Chez les Romains on appelloit plagiaire une personne qui achetoit, vendoit ou retenoit comme esclave une autre personne libre, parce que par la loi Flavia, quiconque étoit convaincu de ce crime, étoit condamné au fouet, ad plagas. Voyez Esclave. Thomasius a fait un livre de plagio litterario, où il traite de l’étendue du droit que les auteurs ont sur les écrits des uns des autres, & des regles qu’on doit observer à cet égard. Les Lexicographes, au moins ceux qui traitent des arts & des sciences, paroissent devoir être exemts des lois communes du mien & du tien. Ils ne prétendent ni bâtir sur leur propre fonds, ni en tirer les matériaux nécessaires à la construction de leur ouvrage. En effet le caractere d’un bon dictionnaire tel que nous souhaiterions de rendre celui-ci, consiste en grande partie à faire usage des meilleurs découvertes d’autrui : ce que nous empruntons des autres nous l’empruntons ouvertement, au grand jour, & citant les sources où nous avons puisé. La qualité de compilateurs nous donne un droit ou un titre à profiter de tout ce qui peut concourir à la perfection de notre dessein, quelque part qu’il se rencontre. Si nous dérobons, c’est seulement à l’imitation des abeilles qui ne butinent que pour le bien public, & l’on ne peut pas dire exactement que nous pillons les auteurs, mais que nous en tirons des contributions pour l’avantage des lettres. Que si l’on demande de quel droit ; sans nous arrêter à la pratique de nos prédécesseurs dans tous les tems & parmi toutes les nations, nous répondrons que la nature de notre ouvrage autorise notre conduite, & la rend même indispensable. Seroit-il possible d’en remplir le plan sans cette liberté que le lecteur judicieux ne nous refusera pas, & que nous accordons à ceux qui écriront après nous ?

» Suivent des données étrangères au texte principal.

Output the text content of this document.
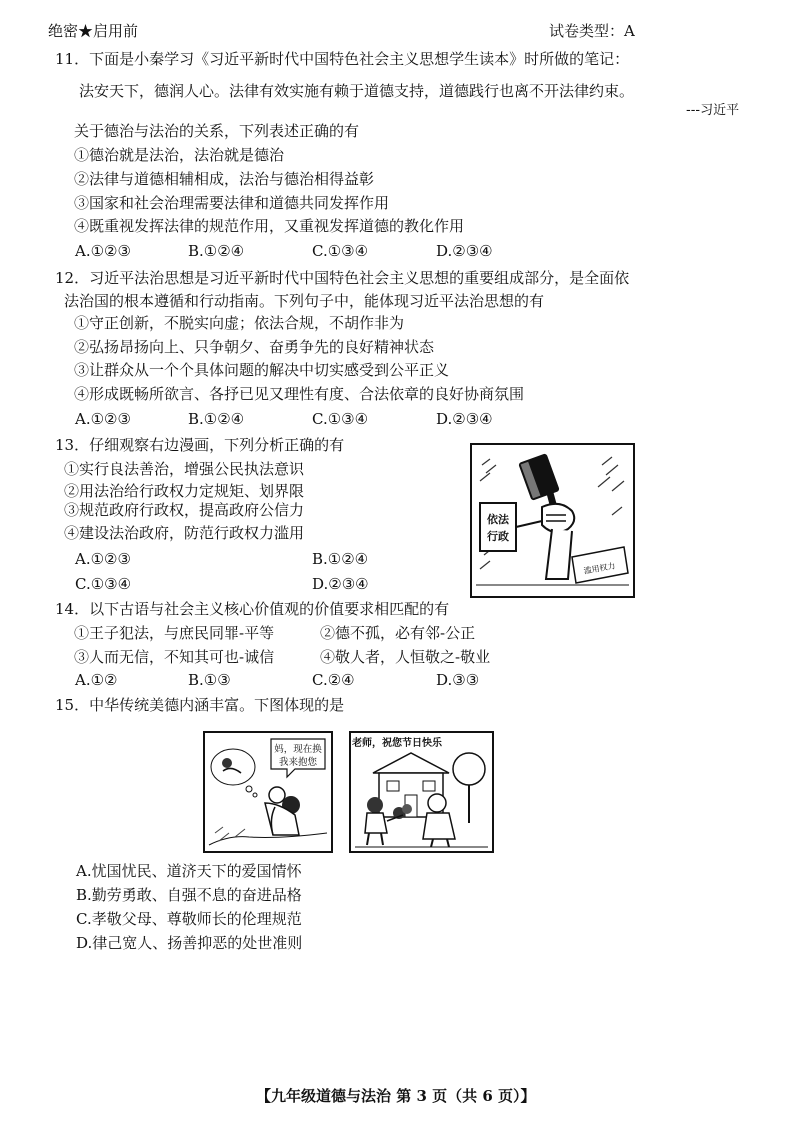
绝密★启用前	试卷类型：A
11．下面是小秦学习《习近平新时代中国特色社会主义思想学生读本》时所做的笔记：
法安天下，德润人心。法律有效实施有赖于道德支持，道德践行也离不开法律约束。
---习近平
关于德治与法治的关系，下列表述正确的有
①德治就是法治，法治就是德治
②法律与道德相辅相成，法治与德治相得益彰
③国家和社会治理需要法律和道德共同发挥作用
④既重视发挥法律的规范作用，又重视发挥道德的教化作用
A.①②③	B.①②④	C.①③④	D.②③④
12．习近平法治思想是习近平新时代中国特色社会主义思想的重要组成部分，是全面依
法治国的根本遵循和行动指南。下列句子中，能体现习近平法治思想的有
①守正创新，不脱实向虚；依法合规，不胡作非为
②弘扬昂扬向上、只争朝夕、奋勇争先的良好精神状态
③让群众从一个个具体问题的解决中切实感受到公平正义
④形成既畅所欲言、各抒已见又理性有度、合法依章的良好协商氛围
A.①②③	B.①②④	C.①③④	D.②③④
13．仔细观察右边漫画，下列分析正确的有
①实行良法善治，增强公民执法意识
②用法治给行政权力定规矩、划界限
③规范政府行政权，提高政府公信力
④建设法治政府，防范行政权力滥用
A.①②③	B.①②④
C.①③④	D.②③④
依法
行政
滥用权力
14．以下古语与社会主义核心价值观的价值要求相匹配的有
①王子犯法，与庶民同罪-平等	②德不孤，必有邻-公正
③人而无信，不知其可也-诚信	④敬人者，人恒敬之-敬业
A.①②	B.①③	C.②④	D.③③
15．中华传统美德内涵丰富。下图体现的是
妈，现在换
我来抱您
老师，祝您节日快乐
A.忧国忧民、道济天下的爱国情怀
B.勤劳勇敢、自强不息的奋进品格
C.孝敬父母、尊敬师长的伦理规范
D.律己宽人、扬善抑恶的处世准则
【九年级道德与法治 第 3 页（共 6 页）】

Hanc veniam petimusque damusque vicissim. Horat.

Qu’est-ce donc proprement qu’un plagiaire ? C’est un homme, qui voulant à quelque prix que ce soit s’ériger en auteur, & n’ayant pour cela ni le génie, ni les talens nécessaires, copie non-seulement des phrases, mais encore des pages & des morceaux entiers d’autres auteurs, & a la mauvaise foi de ne les pas citer ; ou qui, à l’aide de quelques légers changemens dans l’expression ou de quelques additions, donne les productions des autres pour choses qu’il a imaginées & inventées, ou qui s’attribue l’honneur d’une découverte faite par un autre. Rien n’est plus commun dans la république des lettres ; les vrais savans n’y sont pas trompés ; ces vols déguisés n’échappent guere à leurs yeux clairvoyans. Cependant les mépris que méritent les plagiaires ne diminue pas beaucoup le nombre.

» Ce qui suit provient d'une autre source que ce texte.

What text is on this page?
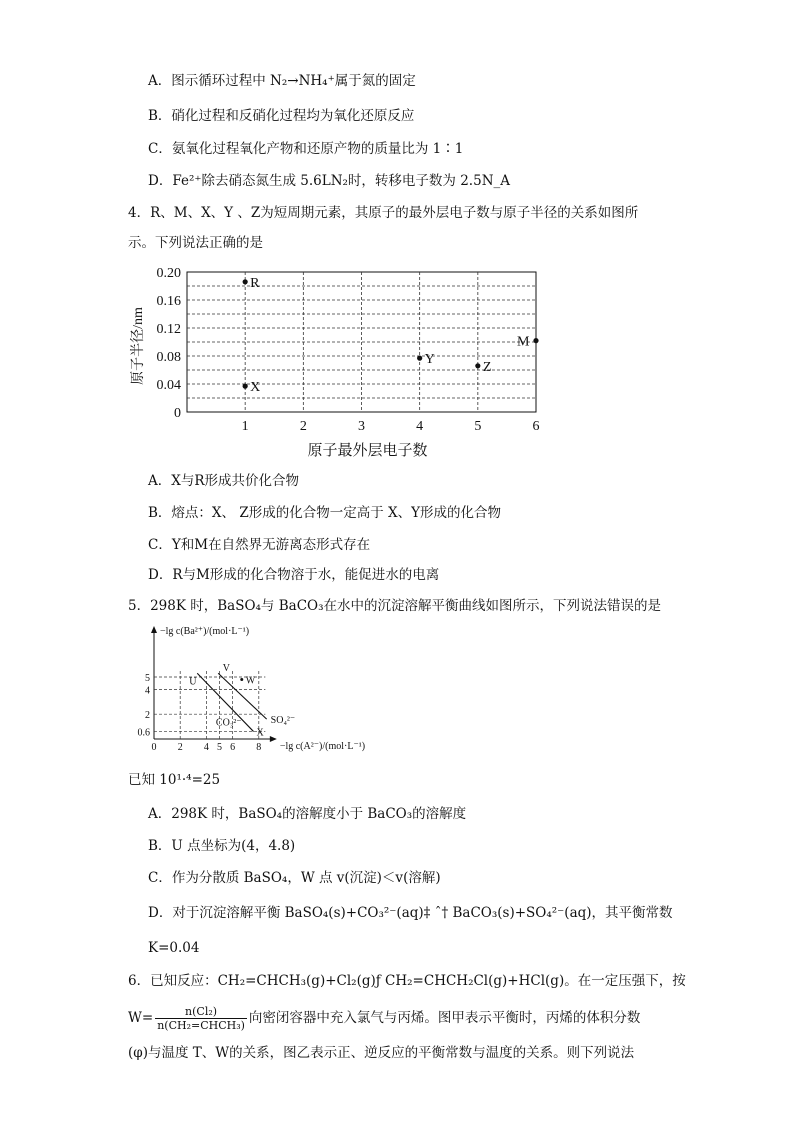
A．图示循环过程中 N₂→NH₄⁺属于氮的固定
B．硝化过程和反硝化过程均为氧化还原反应
C．氨氧化过程氧化产物和还原产物的质量比为 1∶1
D．Fe²⁺除去硝态氮生成 5.6LN₂时，转移电子数为 2.5N_A
4．R、M、X、Y 、Z为短周期元素，其原子的最外层电子数与原子半径的关系如图所
示。下列说法正确的是
0
0.04
0.08
0.12
0.16
0.20
1	2	3	4	5	6
原子最外层电子数
原子半径/nm
R
X
Y
Z
M
A．X与R形成共价化合物
B．熔点：X、 Z形成的化合物一定高于 X、Y形成的化合物
C．Y和M在自然界无游离态形式存在
D．R与M形成的化合物溶于水，能促进水的电离
5．298K 时，BaSO₄与 BaCO₃在水中的沉淀溶解平衡曲线如图所示，下列说法错误的是
−lg c(Ba²⁺)/(mol·L⁻¹)
−lg c(A²⁻)/(mol·L⁻¹)
0.6
2
4
5
0 2 4 5 6 8
CO₃²⁻	SO₄²⁻
U
V
W
X
已知 10¹·⁴=25
A．298K 时，BaSO₄的溶解度小于 BaCO₃的溶解度
B．U 点坐标为(4，4.8)
C．作为分散质 BaSO₄，W 点 v(沉淀)＜v(溶解)
D．对于沉淀溶解平衡 BaSO₄(s)+CO₃²⁻(aq)‡ ˆ† BaCO₃(s)+SO₄²⁻(aq)，其平衡常数
K=0.04
6．已知反应：CH₂=CHCH₃(g)+Cl₂(g)ƒ CH₂=CHCH₂Cl(g)+HCl(g)。在一定压强下，按
W=	n(Cl₂)
n(CH₂=CHCH₃) 向密闭容器中充入氯气与丙烯。图甲表示平衡时，丙烯的体积分数
(φ)与温度 T、W的关系，图乙表示正、逆反应的平衡常数与温度的关系。则下列说法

M. Bayle à l’article de Boccalin, pense qu’on ne doit point appeller plagiaire un auteur qui prête son nom à un autre, qui pour certaines raisons ne veut pas être connu pour auteur de tel ou tel ouvrage, parce que, dit-il, le premier ne dérobe pas la travail d’autrui, & que le second peut se dépouiller de son droit & le transporter à qui bon lui semble. Dictionn. critiq. tom. 2, lett. B, au mot Boccalin. Il ajoute ailleurs que le défaut ordinaire des plagiaires n’est pas de choisir toujours ce qu’il y a de meilleur dans les écrivains qu’ils pillent. Tout leur est bon. « Ils enlevent, dit-il, les meubles de la maison & les balayures aussi ; ils prennent le grain, la paille, la balle, la poussiere en même tems » ; rem auferunt cum pulviculo. Plaut. in prolog. truculenti.